Roger Brown (Aksel Hennie) , bir şirkette insan kaynakları uzmanı olarak çalışan 1.68 boyunda bir adamdır. Kendince boy dezavantajını (ki filmin Norveç'te geçtiğini düşünecek olursak, oldukça büyük bir dezavantaj) avantaja çevirmek için zengin olmayı kafasına koymuş ve bunun için de bir güvenlik şirketinde çalışıp ona yardım eden arkadaşı sayesinde pahalı sanat eserlerini evlerden çalarak, kara borsada satmaktadır. Karısı Diana'ya pahalı hediyeler alarak, güzel bir evde yaşatarak mutluluklarını korumaya çalışmaktadır.
Her şey yolunda gidiyorken Diana'nın sergi açılışına gelen Clas Greve'le (Game of Thrones'da Jamie Lannister'ı oynayan Nikolaj Coster-Waldau canlandırıyor) tanışmasını, sanat eseri hırsızlığı için çok büyük bir fırsat olarak gören Roger, işin içine girdikçe aslında işlerin düşündüğünden çok daha farklı olduğunu anlar ve kendini büyük bir karmaşanın içinde bulur. Tabi biz seyirciler de aynı karmaşadan nasibimizi alırız.

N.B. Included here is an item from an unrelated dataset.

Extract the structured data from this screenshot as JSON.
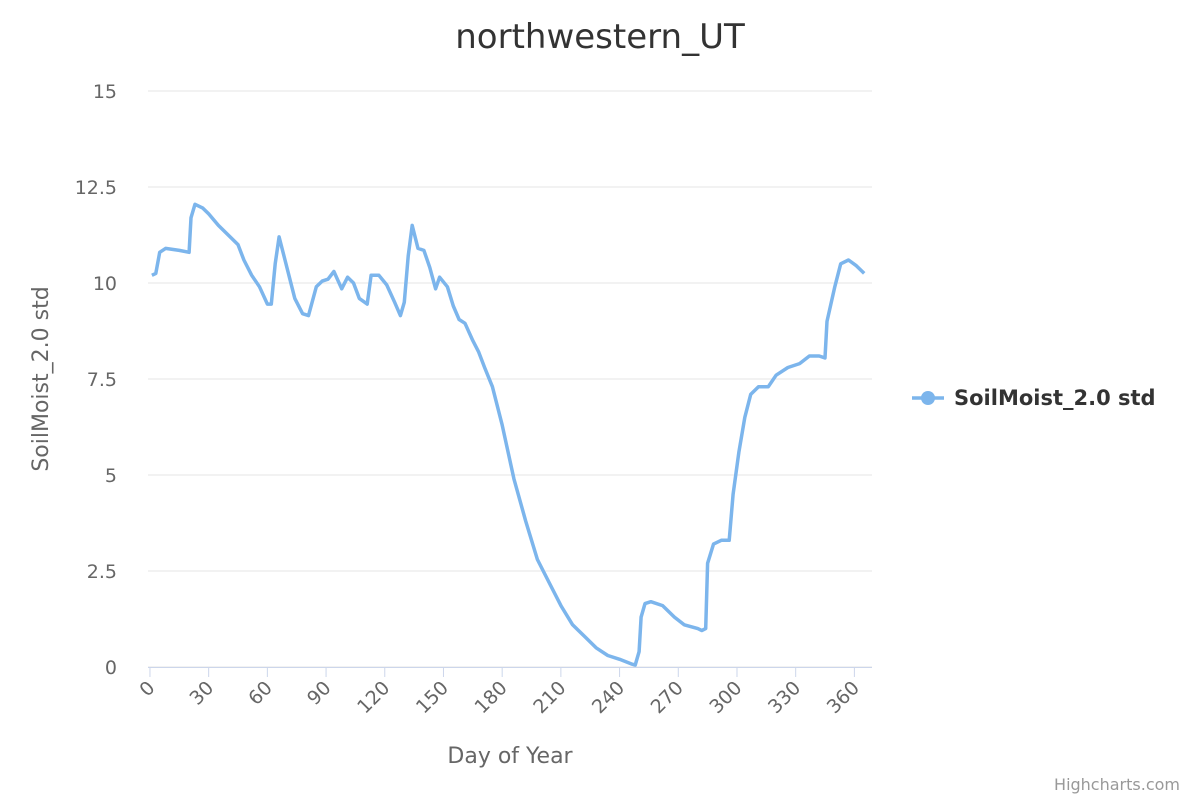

Filmin merak uyandıran açılış sahnesinden sanat eseri hırsızlığıyla ilgili bir film izleyeceğimi sanan ben, filmi yüz dakikalık süresi boyunca soluksuz izledim ve film değişik yönlere doğru gittikçe, şimdi ne olacak acaba sorusunu kendime sormadan edemedim. Filmin senaryosu bana göre o kadar ustalıkla yazılmış ki, sona gelinceye kadar hangi karakterin doğru, hangisinin yalan söylediğini; ya da hangi karakterin konuda ne gibi bir işlevi olduğunu tam anlamıyla çözemiyorsunuz. Bu bakımdan da önceden her şeyini tahmin ettiğimiz filmlerin bir adım önüne geçiyor bu film.